歴史・9月26日
ソ連の軍人スタニスラフ・ペトロフが核戦争の誤報を判断し回避させた日
1983年9月26日、ソ連軍の士官であったスタニスラフ・ペトロフが、アメリカからの核ミサイル発射を示す警報をシステムのエラーと冷静に判断し、ソ連側の報復核攻撃を思いとどまらせました。この機転により、米ソ間の偶発的な核戦争の勃発が未然に回避されたとされています。歴史的な危機回避の事例として、のちに国内外で高く評価されました。
事件の経緯
1983年9月26日未明、モスクワ近郊の秘密指揮所において、ソ連の早期警戒衛星システムがアメリカから発射された大陸間弾道ミサイル(ICBM)を検知し、警報を発しました。当時、冷戦構造のもと米ソ関係は極度に悪化しており、大韓航空機撃墜事件が発生した直後でもありました。当直責任者であったスタニスラフ・ペトロフ中佐は、システムが表示した発射数が少数であったことや、地上のレーダーがミサイルを捉えていないことから、コンピュータの誤作動であると推測しました。
冷静な判断と回避
軍のプロトコルに従えば、ペトロフは上官にミサイル攻撃を報告し、直ちに報復攻撃の手続きを開始するべき立場にありました。
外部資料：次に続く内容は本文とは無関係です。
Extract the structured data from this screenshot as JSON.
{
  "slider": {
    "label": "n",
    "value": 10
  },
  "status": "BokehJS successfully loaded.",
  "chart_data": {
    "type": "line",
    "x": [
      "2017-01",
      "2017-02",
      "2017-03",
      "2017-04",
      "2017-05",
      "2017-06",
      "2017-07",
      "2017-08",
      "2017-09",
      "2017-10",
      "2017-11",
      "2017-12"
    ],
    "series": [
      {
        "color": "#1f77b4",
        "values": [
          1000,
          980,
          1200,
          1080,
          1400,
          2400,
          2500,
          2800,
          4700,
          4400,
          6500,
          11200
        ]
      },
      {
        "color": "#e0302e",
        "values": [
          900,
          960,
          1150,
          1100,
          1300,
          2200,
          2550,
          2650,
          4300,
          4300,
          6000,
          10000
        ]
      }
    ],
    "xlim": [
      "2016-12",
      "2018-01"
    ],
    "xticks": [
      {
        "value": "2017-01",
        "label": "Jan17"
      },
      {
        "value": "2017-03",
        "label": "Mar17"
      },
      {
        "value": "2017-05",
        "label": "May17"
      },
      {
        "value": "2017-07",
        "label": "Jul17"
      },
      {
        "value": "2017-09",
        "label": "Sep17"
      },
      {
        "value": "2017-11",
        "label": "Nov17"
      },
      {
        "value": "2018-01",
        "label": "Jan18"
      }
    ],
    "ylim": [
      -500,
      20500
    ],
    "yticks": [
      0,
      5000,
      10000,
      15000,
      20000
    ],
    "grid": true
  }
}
しかし彼は、システムのエラーを信じ、上層部への報告を「誤報の可能性が高い」として見送る重大な決断を下しました。結果として衛星が検知したのは太陽光の雲への反射に起因する誤作動であることが確認され、最悪の事態は回避されました。
その後の影響
このインシデントは長らくソ連国内で機密扱いとされていましたが、ソ連崩壊後に明らかにされ、世界的なニュースとなりました。ペトロフの冷静な判断は、核兵器に依存する安全保障システムの危険性と、人間の理性による判断の重要性を示す象徴的な出来事として広く知られるようになりました。彼はのちに国内外の複数の平和賞を受賞しています。
ポイント
- 1983年9月26日に発生した。
- ソ連軍のスタニスラフ・ペトロフ中佐(当時)が当直責任者であった。
- 早期警戒衛星システムの誤作動をシステムエラーと見抜いた。
- ソ連の報復核攻撃を防ぎ、大規模な核戦争を回避したとされる。